Richard_Ngo comments on Distinguishing claims about training vs deployment

Richard_Ngo 5 Feb 2021 15:42 UTC
LW: 4 AF: 2
0
AF
The burden of proof should be on whoever wants to claim that AI will be fine by default, not on whoever wants to claim it won’t be fine by default.
I’m happy to wrap up this conversation in general, but it’s worth noting before I do that I still strongly disagree with this comment. We’ve identified a couple of interesting facts about goals, like “unbounded large-scale final goals lead to convergent instrumental goals”, but we have nowhere near a good enough understanding of the space of goal-like behaviour to say that everything apart from a “very small region” will lead to disaster. This is circular reasoning from the premise that goals are by default unbounded and consequentialist to the conclusion that it’s very hard to get bounded or non-consequentialist goals. (It would be rendered non-circular by arguments about why coherence theorems about utility functions are so important, but there’s been a lot of criticism of those arguments and no responses so far.)
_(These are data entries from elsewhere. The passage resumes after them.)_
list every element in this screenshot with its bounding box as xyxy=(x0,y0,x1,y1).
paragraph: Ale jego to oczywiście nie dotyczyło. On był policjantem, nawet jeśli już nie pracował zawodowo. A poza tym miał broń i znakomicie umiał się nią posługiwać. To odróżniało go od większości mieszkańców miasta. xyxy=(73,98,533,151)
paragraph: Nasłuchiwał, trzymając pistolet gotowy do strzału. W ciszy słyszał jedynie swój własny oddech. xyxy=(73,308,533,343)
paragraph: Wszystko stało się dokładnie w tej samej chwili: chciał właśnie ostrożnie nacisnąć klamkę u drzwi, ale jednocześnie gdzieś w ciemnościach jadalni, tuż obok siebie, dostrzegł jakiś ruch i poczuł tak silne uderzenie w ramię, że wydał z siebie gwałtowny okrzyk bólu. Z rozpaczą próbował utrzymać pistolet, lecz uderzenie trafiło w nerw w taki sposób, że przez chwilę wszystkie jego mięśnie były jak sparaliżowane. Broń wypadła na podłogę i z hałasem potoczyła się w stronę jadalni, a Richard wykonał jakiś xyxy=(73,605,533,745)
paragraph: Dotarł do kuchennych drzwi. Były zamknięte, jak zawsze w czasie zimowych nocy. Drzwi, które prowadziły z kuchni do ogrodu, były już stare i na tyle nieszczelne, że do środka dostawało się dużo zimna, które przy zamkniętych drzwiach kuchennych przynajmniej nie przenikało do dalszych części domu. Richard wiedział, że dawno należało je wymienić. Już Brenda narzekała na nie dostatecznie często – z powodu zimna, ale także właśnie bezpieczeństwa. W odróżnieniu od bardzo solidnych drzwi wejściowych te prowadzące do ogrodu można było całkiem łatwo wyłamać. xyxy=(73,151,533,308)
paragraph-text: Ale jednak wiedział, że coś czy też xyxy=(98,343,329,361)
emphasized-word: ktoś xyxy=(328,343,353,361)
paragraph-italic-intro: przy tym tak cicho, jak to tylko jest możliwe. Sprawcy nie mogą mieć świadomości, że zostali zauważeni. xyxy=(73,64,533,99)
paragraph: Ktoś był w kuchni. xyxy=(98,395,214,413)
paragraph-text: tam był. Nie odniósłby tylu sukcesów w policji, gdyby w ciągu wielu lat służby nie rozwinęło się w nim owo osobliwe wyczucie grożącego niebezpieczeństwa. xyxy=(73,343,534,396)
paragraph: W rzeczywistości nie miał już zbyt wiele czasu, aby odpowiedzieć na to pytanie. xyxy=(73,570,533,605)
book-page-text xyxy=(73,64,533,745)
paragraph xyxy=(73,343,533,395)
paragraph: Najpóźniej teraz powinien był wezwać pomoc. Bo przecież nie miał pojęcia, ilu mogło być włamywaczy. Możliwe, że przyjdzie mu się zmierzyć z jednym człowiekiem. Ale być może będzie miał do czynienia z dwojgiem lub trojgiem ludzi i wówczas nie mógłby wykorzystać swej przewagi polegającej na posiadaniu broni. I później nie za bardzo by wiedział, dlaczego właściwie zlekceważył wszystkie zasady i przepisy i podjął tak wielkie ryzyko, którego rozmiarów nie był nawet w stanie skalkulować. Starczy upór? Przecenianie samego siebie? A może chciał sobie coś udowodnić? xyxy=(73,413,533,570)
- Daniel Kokotajlo 5 Feb 2021 16:37 UTC
  LW: 2 AF: 1
  0
  AF Parent
  OK, interesting. I agree this is a double crux. For reasons I’ve explained above, it doesn’t seem like circular reasoning to me, it doesn’t seem like I’m assuming that goals are by default unbounded and consequentialist etc. But maybe I am. I haven’t thought about this as much as you have, my views on the topic have been crystallizing throughout this conversation, so I admit there’s a good chance I’m wrong and you are right. Perhaps I/we will return to it one day, but for now, thanks again and goodbye!